By June 7, 2022No Comments

Breaking up is hard on everyone involved. There can be many reasons why couples decide to call it a day from genuine irreconcilable differences and affairs through to something as simple as growing apart. Of course, it never gets any easier, but in some cases, efforts have been made to make the process of going through a breakup a little less challenging.

In fact, there have even been rules brought into effect in 2022 that support the idea of making divorce ‘more civil’. The Divorce, Dissolution and Separation Act 2020 has made it possible for couples to divorce without one partner blaming the other, or a waiting period of two years, which was the case under previous legislation.

Nevertheless, while some couples are able to breakup at least relatively amicably it is still very common to see difficult breakups with negative feelings and emotions running high. This kind of end to a relationship can be very hard on individuals and their mental health, but professional help is available. If it is a friend or a family member, you want to be there to support them as much as possible as well as signpost them to people and places that can.

But how do you lend a hand without getting in the way, and what kind of support is appropriate in the context of a messy breakup? Here we take a look at how you can support friends and family through a difficult breakup.

Ask what would be helpful

People handle breakups differently. Even if you have been in a similar situation, it is probably going to be unhelpful to make assumptions and presume to know what they need. Every relationship is unique, which means every breakup is too. This leads us to a conclusion: you need to ask what you can do to help them. And make sure that you listen and really take on board what they say.

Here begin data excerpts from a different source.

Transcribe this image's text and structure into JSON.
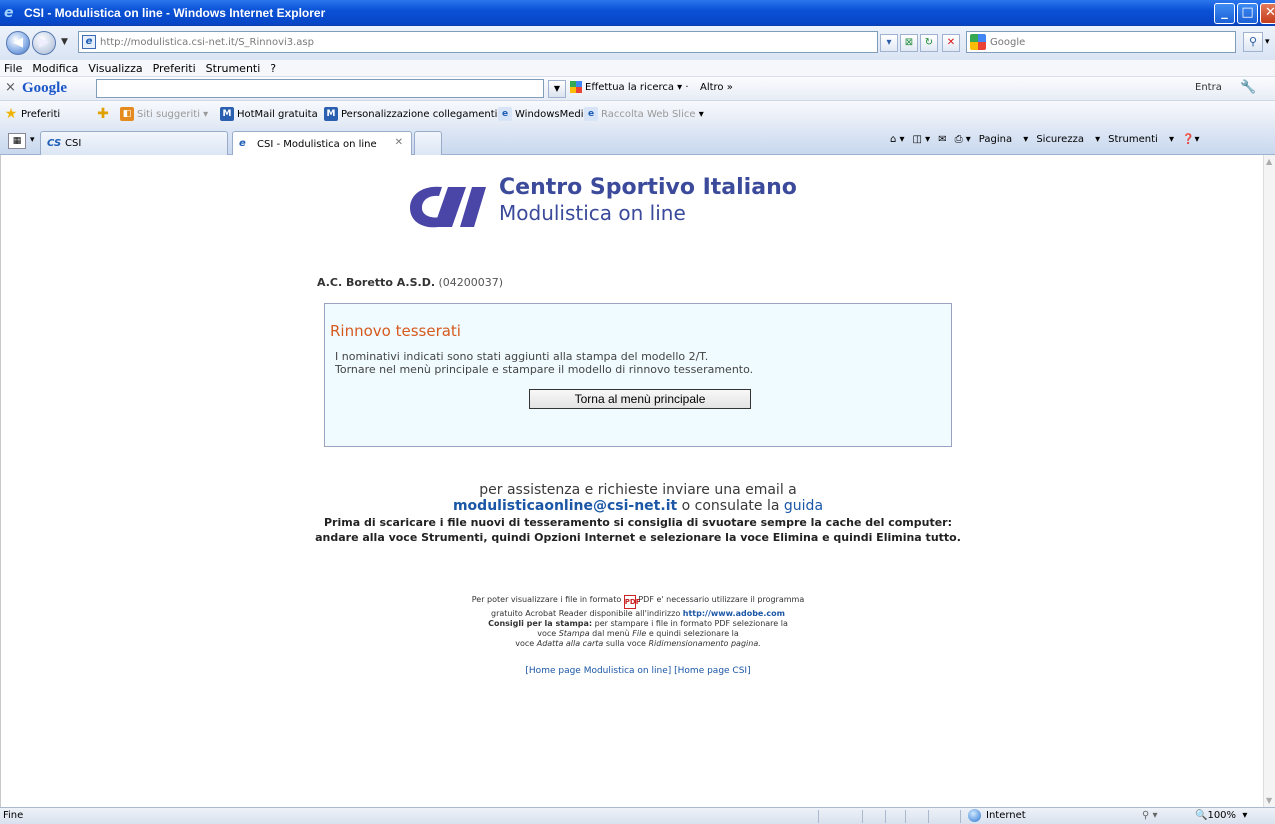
{
  "window": {
    "title": "CSI - Modulistica on line - Windows Internet Explorer"
  },
  "addressbar": {
    "url": "http://modulistica.csi-net.it/S_Rinnovi3.asp",
    "search_placeholder": "Google"
  },
  "menu": {
    "items": [
      "File",
      "Modifica",
      "Visualizza",
      "Preferiti",
      "Strumenti",
      "?"
    ]
  },
  "googlebar": {
    "logo": "Google",
    "search_label": "Effettua la ricerca",
    "more_label": "Altro »",
    "signin_label": "Entra"
  },
  "favorites": {
    "label": "Preferiti",
    "items": [
      "Siti suggeriti",
      "HotMail gratuita",
      "Personalizzazione collegamenti",
      "WindowsMedia",
      "Raccolta Web Slice"
    ]
  },
  "tabs": {
    "items": [
      {
        "label": "CSI"
      },
      {
        "label": "CSI - Modulistica on line"
      }
    ]
  },
  "commandbar": {
    "page": "Pagina",
    "safety": "Sicurezza",
    "tools": "Strumenti"
  },
  "page": {
    "logo_title": "Centro Sportivo Italiano",
    "logo_subtitle": "Modulistica on line",
    "society_name": "A.C. Boretto A.S.D.",
    "society_code": "(04200037)",
    "panel": {
      "title": "Rinnovo tesserati",
      "line1": "I nominativi indicati sono stati aggiunti alla stampa del modello 2/T.",
      "line2": "Tornare nel menù principale e stampare il modello di rinnovo tesseramento.",
      "button": "Torna al menù principale"
    },
    "assist": {
      "line1": "per assistenza e richieste inviare una email a",
      "email": "modulisticaonline@csi-net.it",
      "or": " o consulate la ",
      "guida": "guida",
      "note": "Prima di scaricare i file nuovi di tesseramento si consiglia di svuotare sempre la cache del computer: andare alla voce Strumenti, quindi Opzioni Internet e selezionare la voce Elimina e quindi Elimina tutto."
    },
    "pdf": {
      "p1a": "Per poter visualizzare i file in formato",
      "p1b": "PDF e' necessario utilizzare il programma",
      "p2": "gratuito Acrobat Reader disponibile all'indirizzo",
      "adobe_url": "http://www.adobe.com",
      "tips_label": "Consigli per la stampa:",
      "p3": "per stampare i file in formato PDF selezionare la",
      "p4a": "voce",
      "p4b": "Stampa",
      "p4c": "dal menù",
      "p4d": "File",
      "p4e": "e quindi selezionare la",
      "p5a": "voce",
      "p5b": "Adatta alla carta",
      "p5c": "sulla voce",
      "p5d": "Ridimensionamento pagina."
    },
    "home_links": {
      "modulistica": "[Home page Modulistica on line]",
      "csi": "[Home page CSI]"
    }
  },
  "statusbar": {
    "status": "Fine",
    "zone": "Internet",
    "zoom": "100%"
  },
  "colors": {
    "logo_blue": "#3b4a9a",
    "panel_title": "#d65a1e",
    "panel_bg": "#f0fbff",
    "link": "#1b57a6"
  }
}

Yes, it is fine to share your own experiences in dealing with this situation, but they aren’t the same as you, and may find comfort in a different way. It can often be extremely valuable initially just to offer them your time, but not make any assumptions as to what that time is going to be used for.

“Let’s go out tomorrow evening and find you a rebound” might work for some people – for others it is the opposite of what they need.

Help around the house

One of the most common experiences for those going through a tough breakup is finding a lack of motivation for chores and ad-hoc tasks around the house. Of course, once again you need to consider what is appropriate and what you feel comfortable taking care of for them (see the point about asking them). However, some useful tasks that you might be able to manage for them might include:

  • Cooking dinner – homecooked dinners are a great remedy for feeling low and it can be something that feels like far too much effort if you’re going through a breakup.
  • Washing up dishes – just as helpful as cooking dinner might be taking care of the washing up afterwards.
  • Putting on a laundry load – a simple task that helps to avoid all the housework accumulating.
  • Planning appointments – make sure that their routine doesn’t go out of the window. Booking simple things like hair appointments and dentist check-ups can be very helpful.

Avoid badmouthing your ex

There are a lot of bad feelings about breakups. Your friend may have been hurt and experienced something that has made them angry and betrayed. However, now is not the time for speaking poorly of the former partner. You might think that it feels cathartic, but this only serves to add further negativity to the proceedings.

Try to focus on the positive parts of life: the opportunities and possibilities. Your friend needs time to process what has happened and how they feel about everything. Making negative comments (even if they come from a place of trying to help) can just make things worse.

Set limits for yourself

This one might sound a little harsh, but it is important to remember your own mental health and time commitments. Yes, you want to help someone who you care about – but it doesn’t have to come at the cost of completely draining your mental resources (or indeed the actual monetary costs of days out).

Remember that this isn’t about being selfish – it is about being realistic. Promising them your time and then having to pull out at the last minute is far, far worse than admitting that you don’t have the time today and scheduling something else in the future.

Being a good friend to someone who is going through an emotional crisis can be very draining, so don’t be hard on yourself if you do need time to decompress from it.